Since beginning my research here, one element of the cooperatives that has most caught my eye is the gender dynamics within the movement of catadores. Gender plays a huge role in the cooperatives and serves as a fascinating case study of the relationships between men and women in cooperative endeavors, particularly among the working class. This is not an issue I have studied in depth, but it is one that carries huge implications and certainly merits future attention.
The most obvious starting point to understand gender dynamics is the predominance of women in the cooperatives. A recent study by the Minas Gerais State Waste and Citizenship Forum showed that while women make up only 30.1% of street catadores and 28.2% of catadores in dumps, they make up 66.2% of catadores working in organizations. That is, even though women represent less than a third of total catadores, they form a significant majority among organized catadores. In fact, of the nine enterprises in the Cataunidos network, only ASMAC is majority-men, and even this is probably due only to the unique profile of ASMAC, which emphasizes individual collecting and sorting methods.

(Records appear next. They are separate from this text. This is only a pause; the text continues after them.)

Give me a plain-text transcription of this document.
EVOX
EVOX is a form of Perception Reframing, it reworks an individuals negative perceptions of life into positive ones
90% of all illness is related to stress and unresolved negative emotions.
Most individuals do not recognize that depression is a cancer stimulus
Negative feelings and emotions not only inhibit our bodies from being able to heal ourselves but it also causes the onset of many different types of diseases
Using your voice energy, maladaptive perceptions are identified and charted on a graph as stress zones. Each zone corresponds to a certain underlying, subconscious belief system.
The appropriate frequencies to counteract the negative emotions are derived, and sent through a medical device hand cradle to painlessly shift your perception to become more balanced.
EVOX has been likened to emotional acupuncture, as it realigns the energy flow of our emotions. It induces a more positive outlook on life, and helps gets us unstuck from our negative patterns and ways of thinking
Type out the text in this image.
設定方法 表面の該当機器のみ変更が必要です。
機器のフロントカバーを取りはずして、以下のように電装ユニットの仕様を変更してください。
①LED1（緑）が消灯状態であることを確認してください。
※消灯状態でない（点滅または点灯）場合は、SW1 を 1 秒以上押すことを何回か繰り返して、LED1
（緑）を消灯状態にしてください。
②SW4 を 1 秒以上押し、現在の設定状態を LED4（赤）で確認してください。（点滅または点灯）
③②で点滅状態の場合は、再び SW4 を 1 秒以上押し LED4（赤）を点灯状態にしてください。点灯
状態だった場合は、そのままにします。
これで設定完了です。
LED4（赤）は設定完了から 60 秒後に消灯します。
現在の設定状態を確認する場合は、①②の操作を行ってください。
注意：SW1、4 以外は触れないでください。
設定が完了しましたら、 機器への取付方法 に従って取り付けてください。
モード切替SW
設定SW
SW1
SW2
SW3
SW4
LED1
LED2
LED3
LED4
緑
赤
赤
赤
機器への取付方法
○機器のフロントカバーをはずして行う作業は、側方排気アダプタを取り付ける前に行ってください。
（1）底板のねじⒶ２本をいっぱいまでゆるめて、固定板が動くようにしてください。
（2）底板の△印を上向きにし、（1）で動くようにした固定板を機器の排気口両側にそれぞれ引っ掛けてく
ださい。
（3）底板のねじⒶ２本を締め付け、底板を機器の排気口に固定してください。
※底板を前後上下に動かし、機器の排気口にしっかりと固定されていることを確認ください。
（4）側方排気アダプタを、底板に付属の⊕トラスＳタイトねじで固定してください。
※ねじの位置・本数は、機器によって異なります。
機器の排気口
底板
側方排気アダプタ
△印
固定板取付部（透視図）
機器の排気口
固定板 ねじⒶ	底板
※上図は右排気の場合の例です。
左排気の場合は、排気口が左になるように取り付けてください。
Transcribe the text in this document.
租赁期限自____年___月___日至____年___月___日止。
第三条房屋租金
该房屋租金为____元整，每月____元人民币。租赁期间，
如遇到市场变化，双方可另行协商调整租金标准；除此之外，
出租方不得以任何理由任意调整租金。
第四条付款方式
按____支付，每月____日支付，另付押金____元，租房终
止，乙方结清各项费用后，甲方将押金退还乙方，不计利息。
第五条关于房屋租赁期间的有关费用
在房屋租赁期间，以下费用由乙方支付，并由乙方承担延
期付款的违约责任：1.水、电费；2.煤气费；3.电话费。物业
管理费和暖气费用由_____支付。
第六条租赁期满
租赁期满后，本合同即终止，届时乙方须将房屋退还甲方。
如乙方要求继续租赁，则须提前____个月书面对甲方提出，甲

There are two key factors that enable gender to have such an important influence within the cooperatives. First, there is a clear division of labor in most enterprises, with women doing the sorting while men handle collection, transport, and press operation. (This fits within our traditional expectations of competitive advantage: men are better at activities that demand greater physical strength and women are better at activities that require careful attention to detail.) Of the production processes, sorting is certainly the most time-consuming, and thus the action that demands the greatest focus within the cooperative. As such, it makes sense to employ more women than men.
Second, women tend to have an easier time accepting the team mentality that is essential for working effectively in a cooperative. While this is not to say that men do not know how to work in teams, it is certainly true that female catadores are generally more willing to work together. The treasurer of Coopert mentioned in a recent conversation that they were having a difficult time recruiting more men to join their ranks, even though many women seemed quite interested in the idea. If you imagine the idea of the traditional male catador pulling his cart through the street, trading his materials for drinks and sleeping wherever he pleases, it becomes easier to understand why such individuals may prefer to keep their independence instead of becoming beholden to a group of peers. Women, on the other hand, often have families to support and may be attracted to the stability that cooperatives offer. This is not to say, of course, that women are better at avoiding conflicts than men. Indeed, constant gossiping and bickering are common among both sexes within the cooperatives, just as they are in other work environments. But it does mean that women are often more willing to tolerate and overcome such disagreements within the group.
Fabiana Goulart, a former student of Dr. Lima who wrote her master’s thesis on social relationships within three local cooperatives, found that gender can be a source of conflict. Due to the gender separation through division of labor, men and women often view their own tasks as more valuable and accuse the other of not carrying their weight within the group. Furthermore, women have tried to incorporate work schedules that allow them to leave early to prepare for their “second shift” of domestic duties such as cooking, cleaning and caring for the children. This progressive approach to ameliorating unfair societal household practices is often a source of tension among the men of the group, who insist that work and home are separate activities and that women should not be given special privileges within the group. Nevertheless, because women usually make up such a strong majority of members, they often get their way.
The implications of these dynamics are enormous for our understanding of the relationship between gender and socioeconomics in general, especially as women continue to enter the labor force in large numbers throughout the world, upending traditional social and economic structures. These questions loom large here in Brazil, where National Geographic’s recent “Girl Power” article profiled the interaction between economic development, demographic change and female empowerment. Will women’s growing clout in the workplace help force dramatic changes in our model of economic organization? Could women’s heightened appreciation for cooperative production and stability as well as their greater understanding of the interplay between work and family life help our society to reconsider our previous assumptions about individualism, hierarchy and the separation of the social and economic spheres in our daily lives? Will women simply be absorbed into our existing capitalist structure, or will they change it in ways we cannot yet predict?
A recent gathering of over 500 female leaders of the MNCR in Curitiba led to calls for greater understanding of how economic marginalization, environmental degradation, oppression of women and sexual minorities, and lack of adequate social support structures operate in tandem to reinforce existing societal inequalities and undermine our collective ability to form more prosperous communities for ourselves and our children. With every day that goes by, I recognize more and more that, through my work with the catadoras, I am witnessing the vanguard of the international feminist movement.